Mel Gibson encerra gravações de “A Ressurreição de Cristo”, continuação de sucesso bíblico
As filmagens de A Ressurreição de Cristo, continuação do filme A Paixão de Cristo, foram finalizadas na Itália. As informações surgiram através de registros divulgados nas redes sociais nos últimos dias, marcando um avanço significativo no projeto dirigido por Mel Gibson, que está em desenvolvimento há anos, com revisões de roteiro e alterações no elenco.
A produção foi dividida em duas partes, com previsão de lançamento para datas estratégicas no calendário cristão. A Ressurreição de Cristo: Parte Um tem estreia agendada para 26 de março de 2027, coincidindo com a Sexta-feira Santa. A segunda parte chegará aos cinemas em 6 de maio de 2027, próximo ao Dia da Ascensão.
O filme se propõe a abordar os eventos que sucedem a crucificação de Jesus Cristo, com um foco especial em sua ressurreição. Em contraste com a obra original, esta nova produção apresenta um elenco renovado.

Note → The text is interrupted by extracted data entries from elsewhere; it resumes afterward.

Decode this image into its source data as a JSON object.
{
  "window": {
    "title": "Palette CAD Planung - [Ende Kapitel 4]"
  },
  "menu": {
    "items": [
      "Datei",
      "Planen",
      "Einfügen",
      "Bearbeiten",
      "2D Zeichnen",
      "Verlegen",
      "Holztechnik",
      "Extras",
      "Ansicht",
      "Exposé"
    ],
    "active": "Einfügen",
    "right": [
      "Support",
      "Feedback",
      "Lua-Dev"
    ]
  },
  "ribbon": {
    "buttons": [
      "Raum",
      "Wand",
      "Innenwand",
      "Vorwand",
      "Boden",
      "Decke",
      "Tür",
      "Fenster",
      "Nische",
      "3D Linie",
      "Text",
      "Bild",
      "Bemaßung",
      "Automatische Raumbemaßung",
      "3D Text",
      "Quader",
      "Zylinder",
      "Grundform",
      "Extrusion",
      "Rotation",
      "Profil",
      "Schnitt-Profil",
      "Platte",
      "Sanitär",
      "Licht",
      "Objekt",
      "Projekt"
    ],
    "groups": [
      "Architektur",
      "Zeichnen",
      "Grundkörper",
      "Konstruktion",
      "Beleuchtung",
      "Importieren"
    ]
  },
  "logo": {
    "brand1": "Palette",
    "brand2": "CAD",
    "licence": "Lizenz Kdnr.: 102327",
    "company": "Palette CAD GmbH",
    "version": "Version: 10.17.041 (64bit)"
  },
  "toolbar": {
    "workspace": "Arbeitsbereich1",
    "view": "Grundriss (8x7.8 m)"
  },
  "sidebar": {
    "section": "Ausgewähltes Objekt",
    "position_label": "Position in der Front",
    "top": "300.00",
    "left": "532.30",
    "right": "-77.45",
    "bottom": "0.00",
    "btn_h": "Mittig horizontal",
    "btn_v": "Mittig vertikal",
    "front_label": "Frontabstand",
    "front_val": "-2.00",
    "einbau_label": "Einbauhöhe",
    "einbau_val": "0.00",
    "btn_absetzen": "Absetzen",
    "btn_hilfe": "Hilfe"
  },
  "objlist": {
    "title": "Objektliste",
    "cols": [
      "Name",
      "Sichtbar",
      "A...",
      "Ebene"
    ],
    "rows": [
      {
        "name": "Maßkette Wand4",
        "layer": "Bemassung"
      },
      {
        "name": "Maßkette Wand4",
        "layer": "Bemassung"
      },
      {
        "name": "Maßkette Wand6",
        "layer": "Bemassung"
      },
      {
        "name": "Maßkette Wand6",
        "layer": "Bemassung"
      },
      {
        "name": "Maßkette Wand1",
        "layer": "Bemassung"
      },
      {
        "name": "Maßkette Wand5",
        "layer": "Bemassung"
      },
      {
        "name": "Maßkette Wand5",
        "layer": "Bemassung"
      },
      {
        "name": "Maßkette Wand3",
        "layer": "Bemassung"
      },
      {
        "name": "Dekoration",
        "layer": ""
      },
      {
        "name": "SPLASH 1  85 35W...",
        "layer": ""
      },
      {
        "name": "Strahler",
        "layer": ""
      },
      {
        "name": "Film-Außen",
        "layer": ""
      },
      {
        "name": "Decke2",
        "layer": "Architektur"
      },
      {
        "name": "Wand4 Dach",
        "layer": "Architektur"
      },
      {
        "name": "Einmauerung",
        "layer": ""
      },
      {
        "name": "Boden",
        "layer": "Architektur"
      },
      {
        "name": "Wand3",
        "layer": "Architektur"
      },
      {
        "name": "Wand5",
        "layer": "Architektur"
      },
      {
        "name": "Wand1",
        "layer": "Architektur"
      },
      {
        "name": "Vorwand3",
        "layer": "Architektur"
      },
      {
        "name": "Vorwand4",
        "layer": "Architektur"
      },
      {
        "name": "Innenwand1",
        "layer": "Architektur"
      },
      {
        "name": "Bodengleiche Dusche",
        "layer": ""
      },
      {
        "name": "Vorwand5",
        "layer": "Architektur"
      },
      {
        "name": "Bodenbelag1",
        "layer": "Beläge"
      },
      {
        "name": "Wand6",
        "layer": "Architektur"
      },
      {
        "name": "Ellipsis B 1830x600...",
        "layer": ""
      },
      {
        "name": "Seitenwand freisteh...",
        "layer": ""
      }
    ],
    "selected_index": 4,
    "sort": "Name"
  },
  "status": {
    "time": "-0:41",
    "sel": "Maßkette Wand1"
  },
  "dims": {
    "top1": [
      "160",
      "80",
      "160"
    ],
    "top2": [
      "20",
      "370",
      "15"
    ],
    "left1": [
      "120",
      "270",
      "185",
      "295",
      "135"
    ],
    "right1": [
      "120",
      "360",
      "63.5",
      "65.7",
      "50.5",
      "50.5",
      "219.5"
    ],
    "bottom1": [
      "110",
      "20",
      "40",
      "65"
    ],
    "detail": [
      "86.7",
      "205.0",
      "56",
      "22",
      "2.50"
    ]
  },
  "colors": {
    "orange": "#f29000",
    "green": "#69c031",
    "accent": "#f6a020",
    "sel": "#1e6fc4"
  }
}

O ator Jaakko Ohtonen assume o papel de Jesus, substituindo Jim Caviezel. O elenco conta ainda com Mariela Garriga como Maria Madalena, Pier Luigi Pasino como Pedro, Kasia Smutniak como Maria, Riccardo Scamarcio interpretando Pôncio Pilatos e Rupert Everett em um papel coadjuvante.
Segundo informações da produção, a decisão de substituir o elenco original visa evitar o uso de técnicas digitais de rejuvenescimento, consideradas dispendiosas. As gravações ocorreram em locais como os estúdios Cinecittà, em Roma, e em outras cidades do sul da Itália, incluindo Matera.
O roteiro foi concebido por Mel Gibson em colaboração com Randall Wallace, conhecido por seu trabalho em Coração Valente. Em declarações anteriores, Gibson descreveu o projeto como uma exploração aprofundada de temas teológicos, com referências ao inferno, ao Sheol e à origem de Satanás.
Lançado em 2004, A Paixão de Cristo obteve um expressivo sucesso comercial, arrecadando mais de US$ 610 milhões em bilheteria mundial e se firmando como um dos filmes independentes mais lucrativos. Em entrevista concedida em 2022, Gibson refletiu sobre a imperfeição humana e a busca por redenção.
“Desde cedo me ensinaram que somos imperfeitos e que vamos cometer erros. Somos falhos e precisamos de ajuda. Normalmente, a melhor maneira de conseguir ajuda é pedindo”, afirmou Gibson, segundo o The Christian Post.
O diretor também discorreu sobre a importância da consciência individual e da tomada de decisões éticas.
“Você precisa examinar sua própria consciência e seguir o caminho certo, eu acho. Não existe um caminho certo; existem milhões de caminhos errados, e você precisa eliminá-los ou simplesmente usar seu melhor discernimento para superar a situação”, declarou.